PetarNL - Monday, August 29, 2016 - link
I suspect that the reason why you hadn't seen much benefit with higher DRAM bandwidths is the TDP limit on the iGPU. The situation might be different with the 65W model of the Iris Pro 580.The Skull Canyon Iris Pro 580 manages only a 10-15% boost over the iGPU in i7 5775c/r, despite having 50% more EU and a generational advantage. I would recommend that you redo this test once you get your hands on a i7 6785r based product.
Flying Aardvark - Wednesday, August 31, 2016 - link
Yes and thanks for following up on that! Literally no one else has. I'm surprised you guys pay that close of attention to the comments. It's a shame that Intel didn't put a little more TLC into Skull Canyon's R&D phase, to ensure every ounce of performance could be pulled out of this chip. But limited to a mere 45watts for the CPU/IGP combined, I suppose this was a likely outcome.There's just so many possible bottlenecks with a tiny system with a low heat/power requirement. Intel may have tightened the noose around the noose around this one just a bit much.
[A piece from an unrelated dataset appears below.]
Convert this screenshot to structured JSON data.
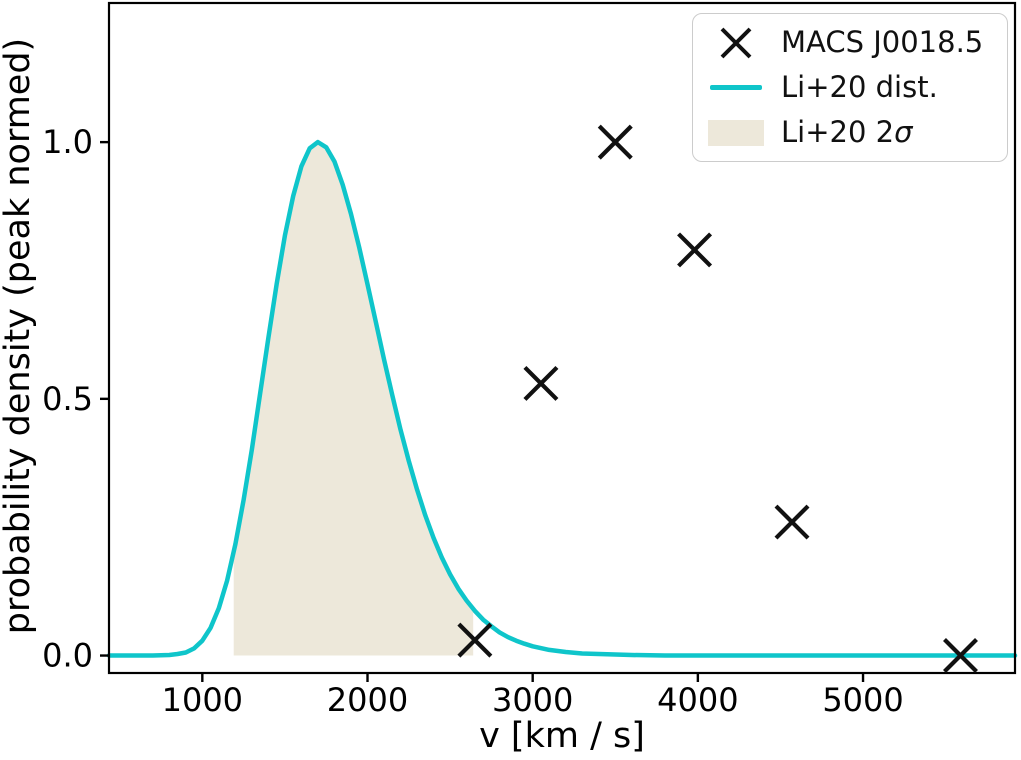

A few design tweaks and it could really soar. Looking forward to the Kabylake or Cannonlake update.
Senti - Monday, August 29, 2016 - link
Just a note about how much memory progressed, including the worth of "premium" kits.The result of the same Intel Memory Latency Checker on my quite ancient i7-930 with overclocked to 1686MHz, no-name, no radiators and even mixed model (one set of chips made by Samsung, the other Hyundai) DDR3 memory:
Latency: 43.8
1:1 Reads-Writes BW: 29805.4.
Yes, it's triple-channel, but it doesn't help latency at all and even BW difference isn't great from what I remember testing it in dual-channel mode.
evilspoons - Monday, August 29, 2016 - link
At a cursory glance of the benchmarks (without doing statistical analysis on them, I mean) I'd say they tie so often it's irrelevant except occasionally the Patriot 2800 kit falls behind more than any of the other kits do. On the final page, I noticed it has the worst as-tested tRFC, tied-for-worst tRAS and tCL, and middle of the road everything else. Nothing to see here, move along!mr. president - Tuesday, August 30, 2016 - link
Any word on the performance cliff going from 1280x1024 to 1680x1050? Is that eDRAM in action or just different detail settings?1680x1050 is only around 30% more pixels. It's strange to see such non-linear scaling.
ganeshts - Tuesday, August 30, 2016 - link
They have different detail settings - usually, higher the resolution, the more the details.Similar trends have been observed in other gaming PCs also.
FlyingAarvark - Wednesday, August 31, 2016 - link
I'd have to disagree that the 128MB L4 is the reason the RAM doesn't matter. It's (45W) TDP starved foremost, once that's cleared up the RAM will come into play.While definitely a less than ideal setup being so power starved, I'm convinced to buy a Skull Canyon. Then wait for the 10nm update- things are getting interesting in nukeland.
Just a great little machine. Especially now that the last number of years I've backed off FPS/graphically intensive gaming. You can only play those so many decades when you started with Wolfenstein 3D. For League of Legends and probably some Hearthstone this hits the spot.
My nuke will be getting the cheapest RAM option that Crucial sells. :) I really hope Intel invests into these heavily, I'm convinced they're the future of PCs and I'd like to see AMD get into the NUC scene.
Dansolo - Friday, September 2, 2016 - link
The CPU benchmark for Photoscan stage2 seems a little iffy... 2800MHz RAM doing a fair bit better than the 3067 that has better timings? I don't believe that - gotta be something wrong with the test.